Creditors, Greeks bracing for budget

Tsipras must balance cuts with needs

Greek Prime Minister Alexis Tsipras will unveil his government's policy plans for its new term in office today, including a draft budget for 2016, as he tries to win back the trust of the country's European partners.

In a three-day-long parliamentary debate set to conclude with a vote of confidence on Wednesday, the 41-year-old leader will seek to strike a balance between complying with creditors' demands and fulfilling his election-campaign promises for a "parallel program" to alleviate the impact of austerity. European leaders are pushing Greece for deep spending cuts and economic overhauls.

"Comrades, we have an important and difficult task ahead: to implement the agreement of July 12," Tsipras told lawmakers of his Syriza party on Saturday, referring to the bailout deal he struck in the summer. "At the same time, we have to negotiate on the issues that are still open, which we fought to keep open, to hold the ground we gained."

Tsipras is trying to contain the economic fallout from the six months of negotiating with creditors that preceded the July deal. The government's priority is restoring collective bargaining in labor markets and tackling the issue of non-performing loans while protecting primary residences from foreclosures, he told lawmakers on Saturday.

On Sunday, Greece's new Parliament chose Syriza deputy Nikos Voutsis as its speaker.

Voutsis got 181 votes from 297 voting lawmakers.

The 64-year-old Voutsis succeeds 38-year-old Zoe Konstantopoulou, who left Syriza in August after Tsipras accepted the third bailout deal for heavily indebted Greece. She ran with the Syriza dissidents of Popular Unity, which failed to enter Parliament.

European authorities, meanwhile, are pushing Greece to implement 48 "milestones" by mid-October in order to secure the next tranche from its bailout, according to a document obtained by Bloomberg News on Friday. They include amending laws on household insolvency and early retirement in the public sector.

Circulated among the so-called Euro Working Group of finance ministry officials, the milestones include bills that parliament passed in August but that haven't gotten the ministerial and presidential decrees needed for full implementation.

Tsipras said there's still room for negotiation with creditors on "equivalent measures" for some parts of the austerity program, including opening up the electricity market and a new round of pension cuts. Both are among the dozens of conditions included in Greece's bailout agreement with euro area member states for unlocking emergency loans.

At stake if Greece doesn't comply and its creditors freeze disbursements is the country's ability to service its debt and recapitalize its battered financial system before the end of the year. Greek bonds were among the worst-performing of all sovereign securities tracked by Bloomberg's World Bond Indexes for the past year.

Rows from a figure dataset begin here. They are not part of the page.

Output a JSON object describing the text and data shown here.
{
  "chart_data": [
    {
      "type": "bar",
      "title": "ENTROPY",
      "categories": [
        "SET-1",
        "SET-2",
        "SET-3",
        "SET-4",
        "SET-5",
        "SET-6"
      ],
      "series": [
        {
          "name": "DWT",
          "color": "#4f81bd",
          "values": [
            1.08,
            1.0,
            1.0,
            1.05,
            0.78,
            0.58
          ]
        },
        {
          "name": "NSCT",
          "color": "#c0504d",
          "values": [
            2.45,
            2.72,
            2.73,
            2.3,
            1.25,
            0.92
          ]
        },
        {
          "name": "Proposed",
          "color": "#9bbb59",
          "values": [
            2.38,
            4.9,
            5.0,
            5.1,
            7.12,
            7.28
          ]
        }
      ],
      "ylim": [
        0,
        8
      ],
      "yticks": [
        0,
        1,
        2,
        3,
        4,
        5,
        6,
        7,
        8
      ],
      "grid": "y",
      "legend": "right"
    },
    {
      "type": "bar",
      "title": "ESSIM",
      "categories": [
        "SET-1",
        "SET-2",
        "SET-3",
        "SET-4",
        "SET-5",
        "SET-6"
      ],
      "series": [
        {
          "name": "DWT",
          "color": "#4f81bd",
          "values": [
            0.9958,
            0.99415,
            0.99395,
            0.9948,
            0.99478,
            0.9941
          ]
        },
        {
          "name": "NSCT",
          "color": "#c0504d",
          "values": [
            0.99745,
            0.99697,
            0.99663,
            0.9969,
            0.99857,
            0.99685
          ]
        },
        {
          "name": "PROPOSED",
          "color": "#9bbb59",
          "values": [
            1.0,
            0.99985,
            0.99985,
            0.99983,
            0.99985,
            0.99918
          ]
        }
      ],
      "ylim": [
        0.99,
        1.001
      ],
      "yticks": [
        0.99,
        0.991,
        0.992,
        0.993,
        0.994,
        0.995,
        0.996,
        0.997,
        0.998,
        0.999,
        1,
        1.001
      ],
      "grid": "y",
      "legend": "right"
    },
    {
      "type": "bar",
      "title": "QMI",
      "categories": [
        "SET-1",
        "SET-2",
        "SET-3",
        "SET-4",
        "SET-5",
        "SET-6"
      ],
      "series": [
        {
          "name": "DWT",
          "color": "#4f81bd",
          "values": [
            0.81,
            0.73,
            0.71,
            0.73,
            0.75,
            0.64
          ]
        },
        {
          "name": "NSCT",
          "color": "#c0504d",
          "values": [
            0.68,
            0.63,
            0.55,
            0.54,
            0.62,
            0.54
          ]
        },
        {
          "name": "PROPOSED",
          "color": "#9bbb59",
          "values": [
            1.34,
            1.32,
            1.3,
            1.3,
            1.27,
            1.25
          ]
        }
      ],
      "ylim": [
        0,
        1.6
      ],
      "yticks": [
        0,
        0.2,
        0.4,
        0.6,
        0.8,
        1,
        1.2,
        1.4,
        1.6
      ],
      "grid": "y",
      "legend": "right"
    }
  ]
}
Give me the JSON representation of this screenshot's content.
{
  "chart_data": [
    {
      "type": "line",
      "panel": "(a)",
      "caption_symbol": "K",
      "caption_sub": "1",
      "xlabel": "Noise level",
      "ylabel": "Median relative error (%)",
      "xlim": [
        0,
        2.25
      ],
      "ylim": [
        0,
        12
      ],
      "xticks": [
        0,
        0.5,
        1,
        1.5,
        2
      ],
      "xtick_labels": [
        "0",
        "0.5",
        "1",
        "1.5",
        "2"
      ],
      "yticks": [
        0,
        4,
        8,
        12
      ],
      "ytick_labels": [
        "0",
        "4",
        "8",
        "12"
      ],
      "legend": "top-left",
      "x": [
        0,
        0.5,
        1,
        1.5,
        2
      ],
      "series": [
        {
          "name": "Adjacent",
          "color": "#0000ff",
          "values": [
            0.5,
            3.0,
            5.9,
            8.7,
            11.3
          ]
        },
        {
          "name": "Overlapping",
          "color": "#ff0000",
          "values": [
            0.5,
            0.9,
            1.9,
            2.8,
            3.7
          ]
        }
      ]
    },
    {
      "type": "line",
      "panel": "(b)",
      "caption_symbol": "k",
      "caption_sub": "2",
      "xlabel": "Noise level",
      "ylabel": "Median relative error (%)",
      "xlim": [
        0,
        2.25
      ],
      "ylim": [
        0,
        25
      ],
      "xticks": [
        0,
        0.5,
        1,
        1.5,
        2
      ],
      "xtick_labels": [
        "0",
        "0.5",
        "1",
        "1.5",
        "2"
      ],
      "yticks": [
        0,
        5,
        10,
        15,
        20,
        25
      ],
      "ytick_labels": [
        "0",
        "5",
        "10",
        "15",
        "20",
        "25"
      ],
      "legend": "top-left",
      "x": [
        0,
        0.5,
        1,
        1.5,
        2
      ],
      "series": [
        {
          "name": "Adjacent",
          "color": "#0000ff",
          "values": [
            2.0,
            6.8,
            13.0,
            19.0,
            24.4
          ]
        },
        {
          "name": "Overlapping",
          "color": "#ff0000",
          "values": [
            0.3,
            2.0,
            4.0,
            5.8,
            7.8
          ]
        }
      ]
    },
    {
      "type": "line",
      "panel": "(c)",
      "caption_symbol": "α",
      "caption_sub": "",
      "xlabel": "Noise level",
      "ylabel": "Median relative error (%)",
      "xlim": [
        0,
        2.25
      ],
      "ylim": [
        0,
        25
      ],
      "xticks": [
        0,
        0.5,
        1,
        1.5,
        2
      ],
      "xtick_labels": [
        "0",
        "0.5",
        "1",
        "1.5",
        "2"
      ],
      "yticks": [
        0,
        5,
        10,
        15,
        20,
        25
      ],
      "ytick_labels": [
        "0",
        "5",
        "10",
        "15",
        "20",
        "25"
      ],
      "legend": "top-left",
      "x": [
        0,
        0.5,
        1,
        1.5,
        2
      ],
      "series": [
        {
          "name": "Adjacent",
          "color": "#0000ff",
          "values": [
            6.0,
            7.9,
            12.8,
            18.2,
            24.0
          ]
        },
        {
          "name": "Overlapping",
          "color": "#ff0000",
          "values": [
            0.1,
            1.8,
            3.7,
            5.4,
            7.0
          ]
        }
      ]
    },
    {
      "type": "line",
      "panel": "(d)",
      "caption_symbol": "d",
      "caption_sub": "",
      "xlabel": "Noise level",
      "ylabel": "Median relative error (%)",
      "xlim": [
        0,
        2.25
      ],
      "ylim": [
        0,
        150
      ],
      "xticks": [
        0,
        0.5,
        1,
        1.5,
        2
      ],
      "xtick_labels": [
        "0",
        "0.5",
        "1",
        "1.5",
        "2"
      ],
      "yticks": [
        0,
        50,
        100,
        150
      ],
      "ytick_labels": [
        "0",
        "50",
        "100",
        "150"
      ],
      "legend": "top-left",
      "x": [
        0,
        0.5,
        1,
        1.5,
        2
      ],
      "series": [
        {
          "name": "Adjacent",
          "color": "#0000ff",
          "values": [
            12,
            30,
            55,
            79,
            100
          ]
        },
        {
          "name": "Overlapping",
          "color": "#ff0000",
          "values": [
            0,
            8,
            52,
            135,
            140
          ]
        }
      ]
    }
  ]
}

Also coming by the end of October is completion of a balance-sheet review of Greek banks being conducted under the auspices of the European Central Bank, European Commissioner for Economic and Financial Affairs Pierre Moscovici told Proto Thema newspaper in an interview Sunday. Greek bank shares hit a record low Thursday, reducing the value of the state's stake in Greece's four biggest lenders to $2.1 billion Friday from about $17.5 billion a year ago.

"We need new measures, which will include additional steps for the stabilization of public finances, and front-loaded reform of the banking sector," Moscovici said.

This week's policy platform debate and vote of confidence are standard procedure in Greek parliament following an election recess. Tsipras formed a coalition government with the nationalist Independent Greeks party after his victory in a snap vote held Sept. 20.

Information for this article was contributed by The Associated Press.